Google addressed stagefright specifically, with lead engineer for Android security Adrian Ludwig stating to
NPR that "currently, 90 percent of Android devices have a technology called ASLR enabled, which protects users from the issue."
This is very much at odds with the "900 million Android devices are vulnerable" line we have heard. While we aren't going to get into the midst of a war of words and pedantry over the numbers, what Ludwig was saying is that devices running Android 4.0 or higher have protection against a buffer overflow attack built in.
ASLR (
Address
Space
Layout
Randomization) is a method that keeps an attacker from reliably finding the function he or she wants to try and exploit by random arrangement of memory address spaces of a process.
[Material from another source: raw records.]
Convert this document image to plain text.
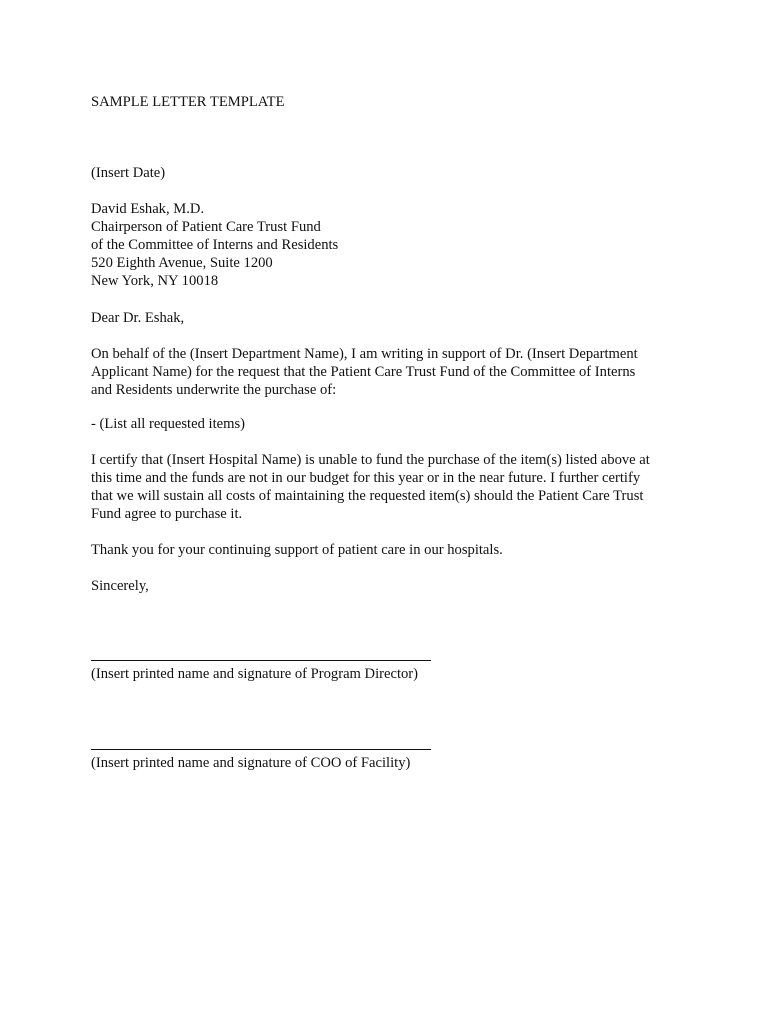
SAMPLE LETTER TEMPLATE
(Insert Date)
David Eshak, M.D.
Chairperson of Patient Care Trust Fund
of the Committee of Interns and Residents
520 Eighth Avenue, Suite 1200
New York, NY 10018
Dear Dr. Eshak,
On behalf of the (Insert Department Name), I am writing in support of Dr. (Insert Department
Applicant Name) for the request that the Patient Care Trust Fund of the Committee of Interns
and Residents underwrite the purchase of:
- (List all requested items)
I certify that (Insert Hospital Name) is unable to fund the purchase of the item(s) listed above at
this time and the funds are not in our budget for this year or in the near future. I further certify
that we will sustain all costs of maintaining the requested item(s) should the Patient Care Trust
Fund agree to purchase it.
Thank you for your continuing support of patient care in our hospitals.
Sincerely,
(Insert printed name and signature of Program Director)
(Insert printed name and signature of COO of Facility)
ASLR has been enabled in the default Linux Kernel since June 2005, and was added to Android with Version 4.0 (
Ice Cream Sandwich).
How's that for a mouthful?
What it means is that the key areas of a program or service that's running aren't put into the same place in RAM every time. Putting things into memory at random means any attacker has to guess where to look for the data they want to exploit.
This isn't a perfect fix, and while a general protection mechanism is good, we still need direct patches against known exploits when they arise.
Google, Samsung (
1), (
2) and
Alcatel have announced a direct patch for stagefright, and Sony, HTC and LG say they will be releasing update patches in August.